HAPPY DAYS are here again...



Now that's a nice way to end a nasty contest...


7 comments:

Anonymous said...

Excellent work!

Selena Dreamy said...

Well, that's show business, David...

Jonathan said...
This comment has been removed by the author.
Jonathan said...

Well, to be serious one minute, maybe it's not such a bad idea.

The interactions of political parties, after all, are hardly the creative, rallying points for the interation of thesis and antithesis that one might have hoped they'd be.

Each phalanx has decided in advance what its agenda and programme is. The debate too often consists in which side will prove supreme and oust and silence the other.

The all-sovereign lust for power sidelines considerations and perceptions that the other guys might be speaking value, after all - because if they aren't so sidelined, so it's thought, you'll be left impotent, an audienceless middleman, shorn of influence, consoled only by the unvirile wisdom of the Janus faced fence-sitter, whose words court the wind.

At Camelot, where all had power, and none were owned by pre-solidified agendas, one imagines thesis and antithesis could interact with far greater fluidity and freedom.
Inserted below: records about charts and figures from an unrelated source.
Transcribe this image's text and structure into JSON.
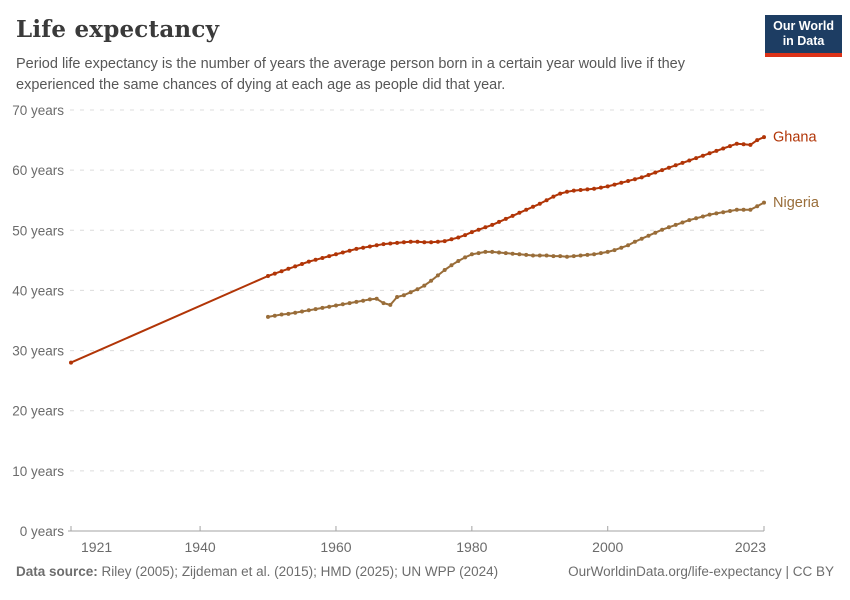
{
  "header": {
    "title": "Life expectancy",
    "subtitle": "Period life expectancy is the number of years the average person born in a certain year would live if they experienced the same chances of dying at each age as people did that year.",
    "logo": {
      "line1": "Our World",
      "line2": "in Data"
    }
  },
  "chart_data": {
    "type": "line",
    "title": "Life expectancy",
    "xlabel": "",
    "ylabel": "",
    "xlim": [
      1921,
      2023
    ],
    "ylim": [
      0,
      70
    ],
    "x_ticks": [
      1921,
      1940,
      1960,
      1980,
      2000,
      2023
    ],
    "y_ticks": [
      0,
      10,
      20,
      30,
      40,
      50,
      60,
      70
    ],
    "y_tick_suffix": " years",
    "grid": "horizontal-dashed",
    "legend_position": "end-of-line-labels",
    "series": [
      {
        "name": "Ghana",
        "color": "#B13507",
        "points": [
          [
            1921,
            28.0
          ],
          [
            1950,
            42.4
          ],
          [
            1951,
            42.8
          ],
          [
            1952,
            43.2
          ],
          [
            1953,
            43.6
          ],
          [
            1954,
            44.0
          ],
          [
            1955,
            44.4
          ],
          [
            1956,
            44.8
          ],
          [
            1957,
            45.1
          ],
          [
            1958,
            45.4
          ],
          [
            1959,
            45.7
          ],
          [
            1960,
            46.0
          ],
          [
            1961,
            46.3
          ],
          [
            1962,
            46.6
          ],
          [
            1963,
            46.9
          ],
          [
            1964,
            47.1
          ],
          [
            1965,
            47.3
          ],
          [
            1966,
            47.5
          ],
          [
            1967,
            47.7
          ],
          [
            1968,
            47.8
          ],
          [
            1969,
            47.9
          ],
          [
            1970,
            48.0
          ],
          [
            1971,
            48.1
          ],
          [
            1972,
            48.1
          ],
          [
            1973,
            48.0
          ],
          [
            1974,
            48.0
          ],
          [
            1975,
            48.1
          ],
          [
            1976,
            48.2
          ],
          [
            1977,
            48.5
          ],
          [
            1978,
            48.8
          ],
          [
            1979,
            49.2
          ],
          [
            1980,
            49.7
          ],
          [
            1981,
            50.1
          ],
          [
            1982,
            50.5
          ],
          [
            1983,
            50.9
          ],
          [
            1984,
            51.4
          ],
          [
            1985,
            51.9
          ],
          [
            1986,
            52.4
          ],
          [
            1987,
            52.9
          ],
          [
            1988,
            53.4
          ],
          [
            1989,
            53.9
          ],
          [
            1990,
            54.4
          ],
          [
            1991,
            55.0
          ],
          [
            1992,
            55.6
          ],
          [
            1993,
            56.1
          ],
          [
            1994,
            56.4
          ],
          [
            1995,
            56.6
          ],
          [
            1996,
            56.7
          ],
          [
            1997,
            56.8
          ],
          [
            1998,
            56.9
          ],
          [
            1999,
            57.1
          ],
          [
            2000,
            57.3
          ],
          [
            2001,
            57.6
          ],
          [
            2002,
            57.9
          ],
          [
            2003,
            58.2
          ],
          [
            2004,
            58.5
          ],
          [
            2005,
            58.8
          ],
          [
            2006,
            59.2
          ],
          [
            2007,
            59.6
          ],
          [
            2008,
            60.0
          ],
          [
            2009,
            60.4
          ],
          [
            2010,
            60.8
          ],
          [
            2011,
            61.2
          ],
          [
            2012,
            61.6
          ],
          [
            2013,
            62.0
          ],
          [
            2014,
            62.4
          ],
          [
            2015,
            62.8
          ],
          [
            2016,
            63.2
          ],
          [
            2017,
            63.6
          ],
          [
            2018,
            64.0
          ],
          [
            2019,
            64.4
          ],
          [
            2020,
            64.3
          ],
          [
            2021,
            64.2
          ],
          [
            2022,
            65.0
          ],
          [
            2023,
            65.5
          ]
        ]
      },
      {
        "name": "Nigeria",
        "color": "#996D39",
        "points": [
          [
            1950,
            35.6
          ],
          [
            1951,
            35.8
          ],
          [
            1952,
            36.0
          ],
          [
            1953,
            36.1
          ],
          [
            1954,
            36.3
          ],
          [
            1955,
            36.5
          ],
          [
            1956,
            36.7
          ],
          [
            1957,
            36.9
          ],
          [
            1958,
            37.1
          ],
          [
            1959,
            37.3
          ],
          [
            1960,
            37.5
          ],
          [
            1961,
            37.7
          ],
          [
            1962,
            37.9
          ],
          [
            1963,
            38.1
          ],
          [
            1964,
            38.3
          ],
          [
            1965,
            38.5
          ],
          [
            1966,
            38.6
          ],
          [
            1967,
            37.9
          ],
          [
            1968,
            37.6
          ],
          [
            1969,
            38.9
          ],
          [
            1970,
            39.2
          ],
          [
            1971,
            39.7
          ],
          [
            1972,
            40.2
          ],
          [
            1973,
            40.8
          ],
          [
            1974,
            41.6
          ],
          [
            1975,
            42.5
          ],
          [
            1976,
            43.4
          ],
          [
            1977,
            44.2
          ],
          [
            1978,
            44.9
          ],
          [
            1979,
            45.5
          ],
          [
            1980,
            46.0
          ],
          [
            1981,
            46.2
          ],
          [
            1982,
            46.4
          ],
          [
            1983,
            46.4
          ],
          [
            1984,
            46.3
          ],
          [
            1985,
            46.2
          ],
          [
            1986,
            46.1
          ],
          [
            1987,
            46.0
          ],
          [
            1988,
            45.9
          ],
          [
            1989,
            45.8
          ],
          [
            1990,
            45.8
          ],
          [
            1991,
            45.8
          ],
          [
            1992,
            45.7
          ],
          [
            1993,
            45.7
          ],
          [
            1994,
            45.6
          ],
          [
            1995,
            45.7
          ],
          [
            1996,
            45.8
          ],
          [
            1997,
            45.9
          ],
          [
            1998,
            46.0
          ],
          [
            1999,
            46.2
          ],
          [
            2000,
            46.4
          ],
          [
            2001,
            46.7
          ],
          [
            2002,
            47.1
          ],
          [
            2003,
            47.5
          ],
          [
            2004,
            48.1
          ],
          [
            2005,
            48.6
          ],
          [
            2006,
            49.1
          ],
          [
            2007,
            49.6
          ],
          [
            2008,
            50.1
          ],
          [
            2009,
            50.5
          ],
          [
            2010,
            50.9
          ],
          [
            2011,
            51.3
          ],
          [
            2012,
            51.7
          ],
          [
            2013,
            52.0
          ],
          [
            2014,
            52.3
          ],
          [
            2015,
            52.6
          ],
          [
            2016,
            52.8
          ],
          [
            2017,
            53.0
          ],
          [
            2018,
            53.2
          ],
          [
            2019,
            53.4
          ],
          [
            2020,
            53.4
          ],
          [
            2021,
            53.4
          ],
          [
            2022,
            54.0
          ],
          [
            2023,
            54.6
          ]
        ]
      }
    ]
  },
  "footer": {
    "source_label": "Data source:",
    "source_text": " Riley (2005); Zijdeman et al. (2015); HMD (2025); UN WPP (2024)",
    "credit": "OurWorldinData.org/life-expectancy | CC BY"
  },
  "colors": {
    "accent_ghana": "#B13507",
    "accent_nigeria": "#996D39",
    "logo_bg": "#1d3d63",
    "logo_bar": "#dc3218",
    "grid": "#dcdcdc",
    "axis": "#a3a3a3",
    "tick_text": "#6b6b6b"
  }
}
One might have hoped it would be the same in a democracy.

How's blighty? I miss the place. Seems like another world, depite BBC World and this anglicised campus.

Selena Dreamy said...

Elementary, Jonathan.

Democracy is all about creating enemies instead of winning new friends, and the odds are that it will so remain...

All Shook Up said...

My thoughts exactly (see post). Trying to work out which party has the best policies has only ever got us into deeper trouble.

Selena Dreamy said...

...and let's not forget that Obama came into prominence through the Chicago political machine and the politics of racial grievance!